6. After subcutaneous infiltration of local anesthetics at the skin entry point, a 22-gauge spinal needle is advanced perpendicular to the skin and directed slightly toward the upper border of the transverse process of the target level until the target transverse process is encountered.

7. The needle is then redirected to slide past the transverse process and advanced either until loss of resistance to air or saline is noted or until the needle is 1 to 1.5 cm from the superior margin of the transverse process (Fig. 12-10). We prefer the latter technique because the loss-of- resistance technique is often unreliable.

8. 2 to 5 mL of contrast agent is injected via the spinal needle.

9. After the paravertebral compartment has been identified (Figs. 12-11 and 12-12), a total of 10 to 15 mL of the local anesthetic solution is injected in divided doses. For unilateral block, 5 mL per level is injected.

Figure 12–10 Anatomy for and technique of thoracic paravertebral block. Diagrams show the path of the needle in transverse section (A) and in sagittal section (B). An 18- or 20-gauge Tuohy needle is advanced perpendicular to the skin and directed slightly toward the upper or lower border of the transverse process of the target level until the target transverse process is encountered. The needle is then redirected slightly to slide past the transverse process and advanced until the loss of resistance is elicited. Needle position shown is the final needle position for thoracic PVB. The injectate may spread in the yellow area.
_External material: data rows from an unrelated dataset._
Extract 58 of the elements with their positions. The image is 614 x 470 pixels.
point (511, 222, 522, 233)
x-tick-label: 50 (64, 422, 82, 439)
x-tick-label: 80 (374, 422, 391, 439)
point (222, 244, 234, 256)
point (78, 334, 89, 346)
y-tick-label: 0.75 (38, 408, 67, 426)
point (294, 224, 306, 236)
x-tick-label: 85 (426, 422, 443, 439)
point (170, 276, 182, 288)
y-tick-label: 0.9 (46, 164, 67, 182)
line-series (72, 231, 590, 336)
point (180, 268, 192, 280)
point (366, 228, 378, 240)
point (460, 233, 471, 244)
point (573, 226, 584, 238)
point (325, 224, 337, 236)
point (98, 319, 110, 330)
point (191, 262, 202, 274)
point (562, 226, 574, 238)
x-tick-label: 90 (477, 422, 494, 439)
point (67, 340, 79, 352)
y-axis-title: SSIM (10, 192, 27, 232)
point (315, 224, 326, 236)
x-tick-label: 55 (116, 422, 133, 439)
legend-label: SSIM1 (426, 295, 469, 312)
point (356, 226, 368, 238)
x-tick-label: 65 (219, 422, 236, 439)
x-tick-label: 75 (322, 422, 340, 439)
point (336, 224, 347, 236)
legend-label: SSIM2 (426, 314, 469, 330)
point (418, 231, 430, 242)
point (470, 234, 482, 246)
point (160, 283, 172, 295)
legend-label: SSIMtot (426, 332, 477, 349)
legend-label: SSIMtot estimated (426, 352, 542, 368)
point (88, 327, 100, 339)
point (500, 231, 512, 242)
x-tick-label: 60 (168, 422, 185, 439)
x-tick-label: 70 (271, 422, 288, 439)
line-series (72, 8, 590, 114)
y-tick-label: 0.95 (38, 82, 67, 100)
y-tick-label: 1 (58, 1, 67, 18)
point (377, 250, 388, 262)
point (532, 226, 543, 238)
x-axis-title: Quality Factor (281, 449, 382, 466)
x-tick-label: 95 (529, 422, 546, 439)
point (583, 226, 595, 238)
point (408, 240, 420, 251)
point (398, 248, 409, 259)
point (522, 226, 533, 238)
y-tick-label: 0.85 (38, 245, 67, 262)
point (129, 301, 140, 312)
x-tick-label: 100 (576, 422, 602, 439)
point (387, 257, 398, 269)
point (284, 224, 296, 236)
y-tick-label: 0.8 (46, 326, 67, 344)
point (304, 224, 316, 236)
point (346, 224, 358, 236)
Figure 12–11 A computed tomography scan shows ipsilateral paravertebral and prevertebral spread of contrast agent with no epidural spread.

(Adapted from Karmakar MK, Chui PT, Joynt GM, et al. Thoracic paravertebral block for management of pain associated with multiple fractured ribs in patients with concomitant lumbar spinal trauma. Reg Anesth Pain Med 2001;26:169-173.)